Super Monkey Ball Banana Mania music
Super Monkey Ball Banana Mania has a redone soundtrack, which is fairly good. It never really made me feel anything, but then again I can’t really say the original did either. If you’re a fan of the original Super Monkey Ball Deluxe soundtrack, there’s an option to Switch to it after the purchase of a “Classic Soundtrack DLC” pack that costs $4.99. I assume this is a licensing thing, as otherwise it just comes off as a bit money hungry.
While discussing the music, I should point out that I’m sad that Banana Mania’s theme song “Hello Banana!”was changed in the west, as in Japan it has lyrics performed by Banana Fritters (a band made up of series voice actors Koichi Yamadera, Noriko Hidaka, and Toshihiko Seki) and Super Monkey Ball series creator Toshihiro Nagoshi.

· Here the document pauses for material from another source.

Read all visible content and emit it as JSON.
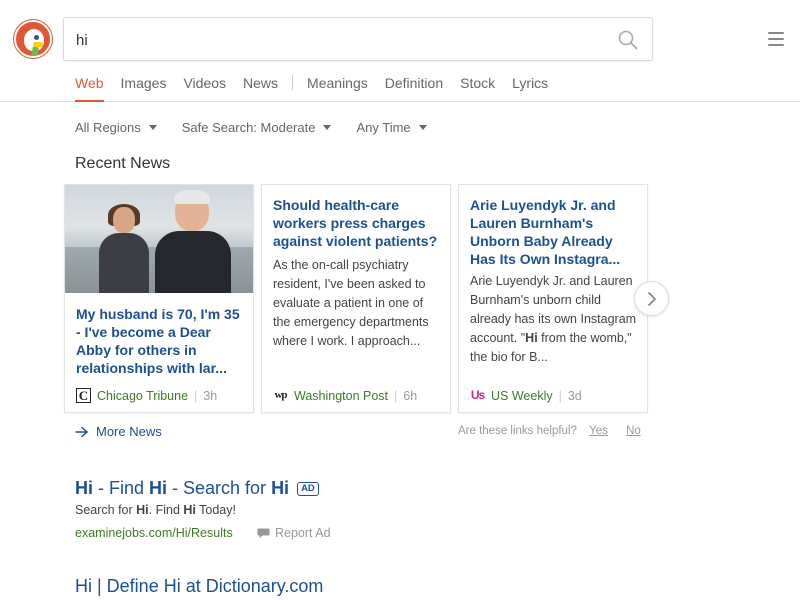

The English version of the song is fine, but lacks the same emotional attachment to the series you can hear in the voices of the original. Having now heard both versions after the Japanese one was shared online, I feel a bit frustrated that there’s no option to switch to the obviously superior one at all in my copy of the game.
I’m glad that RGG Studios took the time to make Banana Mania, but I do wonder if the changes to the controls and physics take it too far from where it started out for the game to be that good of a redo. At the end of the day it is still a remaster of a better game than last time, when they polished up Super Monkey Ball: Banana Blitz for the Wii, but it’s still not what I’d really like, which is a brand-new Super Monkey Ball game.
For those new to the series, or those who are unfamiliar with Super Monkey Ball in general, or even those who have forgotten what it was like — it’s a great version of a classic, don’t get me wrong. There’s plenty of fun to be had here. It’s probably not the version I’ll go back to in the future when I get nostalgic for the times I’ve rolled monkeys around mazes in plastic prize balls in the past, but there’s still value in Super Monkey Ball: Banana Mania’s very existence.